Loki stands out for splitting queries into small parts and executing them in parallel to speed up the search in large volumes of data. Unlike other systems that require large full-text indexes, Loki’s index is significantly smaller than the volume of logs ingested.
Loki assumes you have a well instrumented application. The idea is that you almost never need to look at logs because most of your questions can be answered by metrics instead. Compute time is moved from ingest time to query time. Metrics identify the general area, which reduces the search space for logs by a huge amount, leading to less use of logs (to the point where a “fancy grep” is all you need).
Promtail #
Promtail is the agent responsible for gathering logs and sending them to Loki. It is designed to discover targets, attach labels to log streams based on configurable rules, and push them to the Loki instance for storage and querying through Grafana’s interface. Essentially, Promtail acts as the collector in the Loki logging stack.
Similar to how Prometheus uses exporters to collect metrics, Promtail serves as Loki’s equivalent for log collection. It runs on each node in our infrastructure, tailing log files, processing their contents through a pipeline of stages, and shipping the processed logs to Loki for storage and querying through Grafana’s interface. The labeling system Promtail uses is particularly powerful as it enables the same kind of dimensional data model that makes Prometheus metrics so flexible for querying.
Grafana #
Grafana is an open-source tool for interactive data visualization and analysis. It is used to create dashboards with panels representing specific metrics over a set period of time. It integrates seamlessly with Loki and Prometheus to provide a user-friendly interface for log exploration and visualisation. Its dashboards allow insightful visualisations and alerts based on log and metric data, making it a powerful solution for monitoring, troubleshooting and gaining actionable insights.
As a reference, the following diagram partially illustrates the Grafana ecosystem:
Grafana Alerting #
Grafana Alerting is an integrated alert management system embedded directly within the Grafana visualization platform. Tightly coupled with Grafana’s dashboarding capabilities, this alerting system allows creating alert rules based on the same metrics they already monitor and visualize. The system evaluates these rules continuously against incoming data, transitioning alerts through defined states as conditions evolve, with all alert management occurring within the same familiar interface used for data exploration.
The architecture of Grafana Alerting unifies alerting across multiple data sources, allowing teams to create consistent alert definitions regardless of whether the underlying metrics come from Prometheus, InfluxDB, or other supported backends. This unified approach simplifies multi-source monitoring environments by providing a single pane of glass for alert definition, evaluation, and notification. Each alert can trigger customizable notifications through various channels, with rich context including relevant graphs and annotations to speed troubleshooting.
NGINX #
NGINX is an open-source web server software that is widely used for serving static content, handling reverse proxying, load balancing, and caching. NGINX is known for its high performance, stability, and low resource consumption, making it a popular choice.

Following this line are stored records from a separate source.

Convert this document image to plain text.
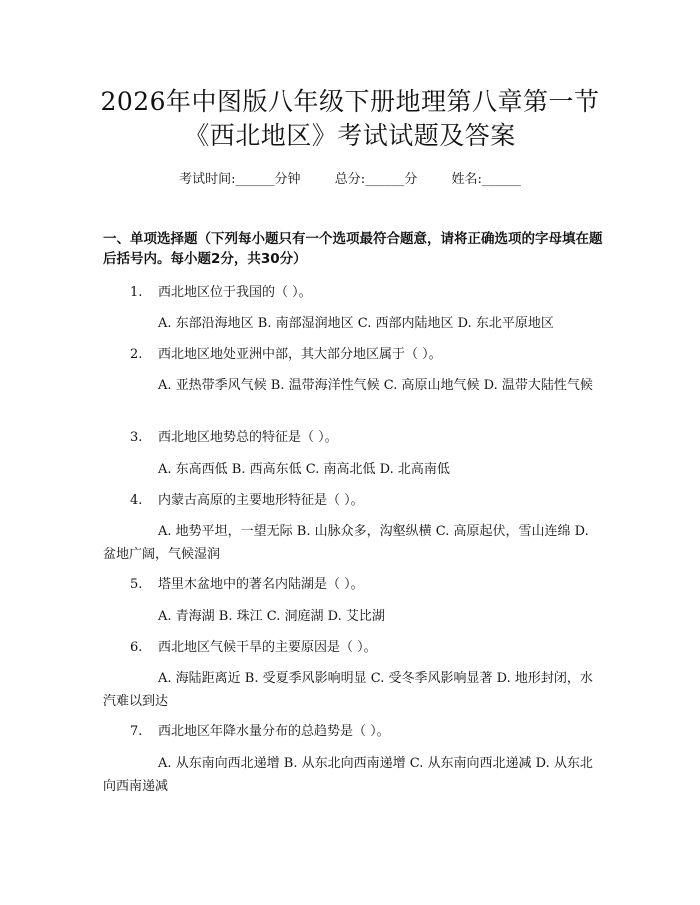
2026年中图版八年级下册地理第八章第一节
《西北地区》考试试题及答案
考试时间:______分钟	总分:______分	姓名:______
一、单项选择题（下列每小题只有一个选项最符合题意，请将正确选项的字母填在题后括号内。每小题2分，共30分）
1. 西北地区位于我国的（ ）。
A. 东部沿海地区 B. 南部湿润地区 C. 西部内陆地区 D. 东北平原地区
2. 西北地区地处亚洲中部，其大部分地区属于（ ）。
A. 亚热带季风气候 B. 温带海洋性气候 C. 高原山地气候 D. 温带大陆性气候
3. 西北地区地势总的特征是（ ）。
A. 东高西低 B. 西高东低 C. 南高北低 D. 北高南低
4. 内蒙古高原的主要地形特征是（ ）。
A. 地势平坦，一望无际 B. 山脉众多，沟壑纵横 C. 高原起伏，雪山连绵 D. 盆地广阔，气候湿润
5. 塔里木盆地中的著名内陆湖是（ ）。
A. 青海湖 B. 珠江 C. 洞庭湖 D. 艾比湖
6. 西北地区气候干旱的主要原因是（ ）。
A. 海陆距离近 B. 受夏季风影响明显 C. 受冬季风影响显著 D. 地形封闭，水汽难以到达
7. 西北地区年降水量分布的总趋势是（ ）。
A. 从东南向西北递增 B. 从东北向西南递增 C. 从东南向西北递减 D. 从东北向西南递减
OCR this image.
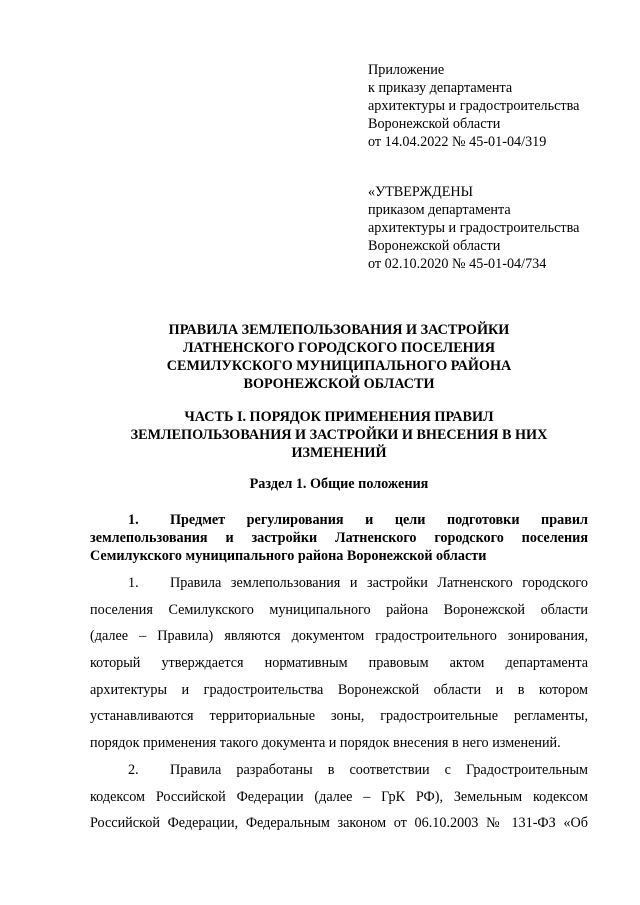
Приложение
к приказу департамента
архитектуры и градостроительства
Воронежской области
от 14.04.2022 № 45-01-04/319
«УТВЕРЖДЕНЫ
приказом департамента
архитектуры и градостроительства
Воронежской области
от 02.10.2020 № 45-01-04/734
ПРАВИЛА ЗЕМЛЕПОЛЬЗОВАНИЯ И ЗАСТРОЙКИ
ЛАТНЕНСКОГО ГОРОДСКОГО ПОСЕЛЕНИЯ
СЕМИЛУКСКОГО МУНИЦИПАЛЬНОГО РАЙОНА
ВОРОНЕЖСКОЙ ОБЛАСТИ
ЧАСТЬ I. ПОРЯДОК ПРИМЕНЕНИЯ ПРАВИЛ
ЗЕМЛЕПОЛЬЗОВАНИЯ И ЗАСТРОЙКИ И ВНЕСЕНИЯ В НИХ
ИЗМЕНЕНИЙ
Раздел 1. Общие положения
1. Предмет регулирования и цели подготовки правил
землепользования и застройки Латненского городского поселения
Семилукского муниципального района Воронежской области
1. Правила землепользования и застройки Латненского городского
поселения Семилукского муниципального района Воронежской области
(далее – Правила) являются документом градостроительного зонирования,
который утверждается нормативным правовым актом департамента
архитектуры и градостроительства Воронежской области и в котором
устанавливаются территориальные зоны, градостроительные регламенты,
порядок применения такого документа и порядок внесения в него изменений.
2. Правила разработаны в соответствии с Градостроительным
кодексом Российской Федерации (далее – ГрК РФ), Земельным кодексом
Российской Федерации, Федеральным законом от 06.10.2003 № 131-ФЗ «Об
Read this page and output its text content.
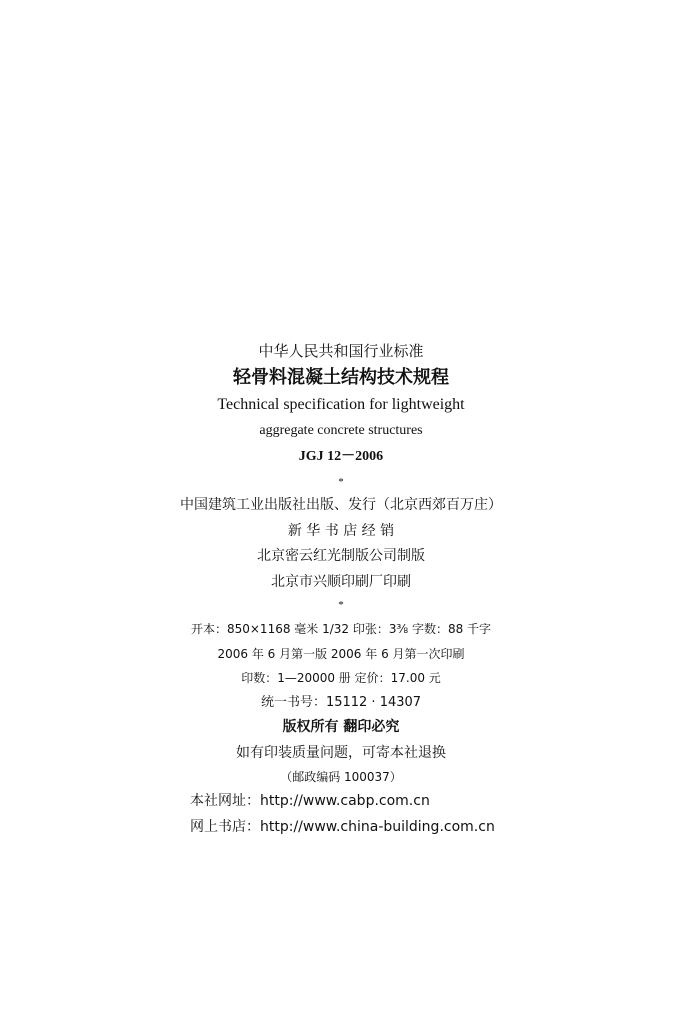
中华人民共和国行业标准
轻骨料混凝土结构技术规程
Technical specification for lightweight
aggregate concrete structures
JGJ 12－2006
*
中国建筑工业出版社出版、发行（北京西郊百万庄）
新 华 书 店 经 销
北京密云红光制版公司制版
北京市兴顺印刷厂印刷
*
开本：850×1168 毫米 1/32 印张：3⅜ 字数：88 千字
2006 年 6 月第一版 2006 年 6 月第一次印刷
印数：1—20000 册 定价：17.00 元
统一书号：15112 · 14307
版权所有 翻印必究
如有印装质量问题，可寄本社退换
（邮政编码 100037）
本社网址：http://www.cabp.com.cn
网上书店：http://www.china-building.com.cn
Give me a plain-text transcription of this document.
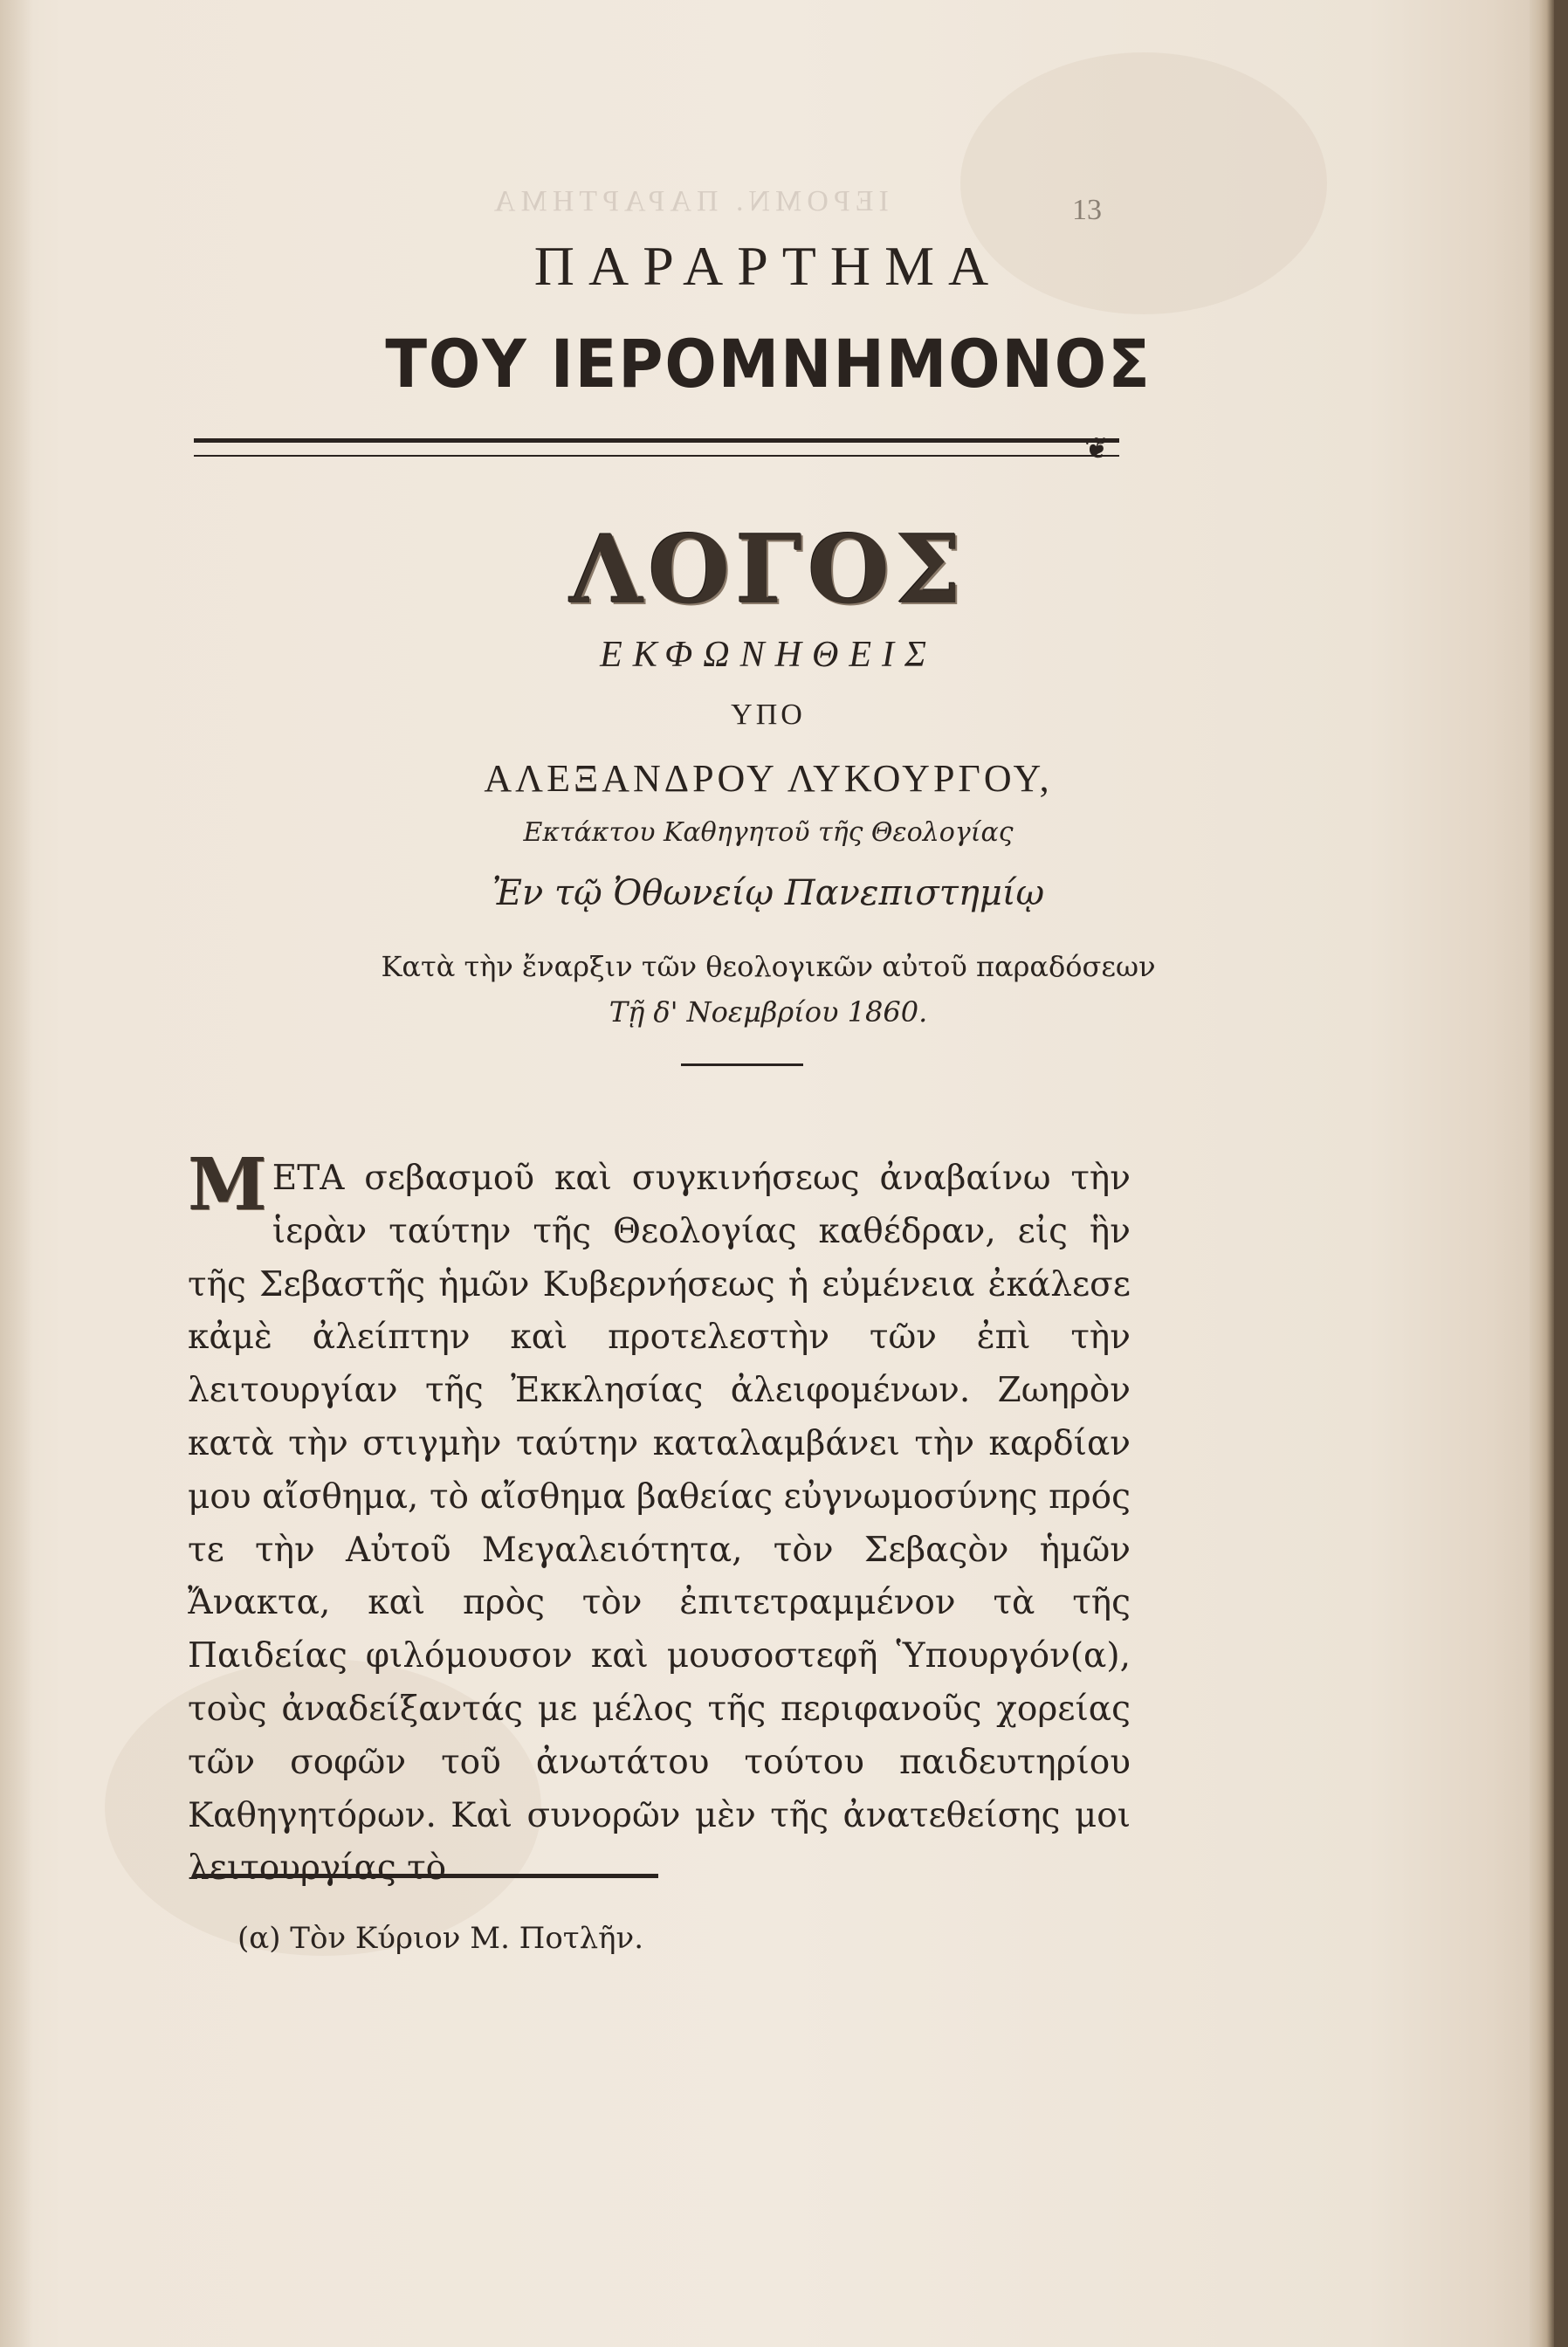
ΙΕΡΟΜΝ. ΠΑΡΑΡΤΗΜΑ	13
ΠΑΡΑΡΤΗΜΑ
ΤΟΥ ΙΕΡΟΜΝΗΜΟΝΟΣ
❦
ΛΟΓΟΣ
ΕΚΦΩΝΗΘΕΙΣ
ΥΠΟ
ΑΛΕΞΑΝΔΡΟΥ ΛΥΚΟΥΡΓΟΥ,
Εκτάκτου Καθηγητοῦ τῆς Θεολογίας
Ἐν τῷ Ὀθωνείῳ Πανεπιστημίῳ
Κατὰ τὴν ἔναρξιν τῶν θεολογικῶν αὐτοῦ παραδόσεων
Τῇ δ' Νοεμβρίου 1860.
ΜΕΤΑ σεβασμοῦ καὶ συγκινήσεως ἀναβαίνω τὴν ἱερὰν ταύτην τῆς Θεολογίας καθέδραν, εἰς ἣν τῆς Σεβαστῆς ἡμῶν Κυβερνήσεως ἡ εὐμένεια ἐκάλεσε κἀμὲ ἀλείπτην καὶ προτελεστὴν τῶν ἐπὶ τὴν λειτουργίαν τῆς Ἐκκλησίας ἀλειφομένων. Ζωηρὸν κατὰ τὴν στιγμὴν ταύτην καταλαμβάνει τὴν καρδίαν μου αἴσθημα, τὸ αἴσθημα βαθείας εὐγνωμοσύνης πρός τε τὴν Αὐτοῦ Μεγαλειότητα, τὸν Σεβαςὸν ἡμῶν Ἄνακτα, καὶ πρὸς τὸν ἐπιτετραμμένον τὰ τῆς Παιδείας φιλόμουσον καὶ μουσοστεφῆ Ὑπουργόν(α), τοὺς ἀναδείξαντάς με μέλος τῆς περιφανοῦς χορείας τῶν σοφῶν τοῦ ἀνωτάτου τούτου παιδευτηρίου Καθηγητόρων. Καὶ συνορῶν μὲν τῆς ἀνατεθείσης μοι λειτουργίας τὸ
(α) Τὸν Κύριον Μ. Ποτλῆν.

One of the key features of NGINX is its ability to act as a reverse proxy server. In this role, NGINX sits between client devices and backend servers, forwarding client requests to the appropriate server and returning the server’s response to the client. This setup can significantly enhance the performance, security, and reliability of web applications.
When used with monitoring and logging tools like Prometheus, Loki, and Grafana, NGINX can distribute incoming traffic and add an extra layer of security, facilitating the efficient and secure operation of complex applications.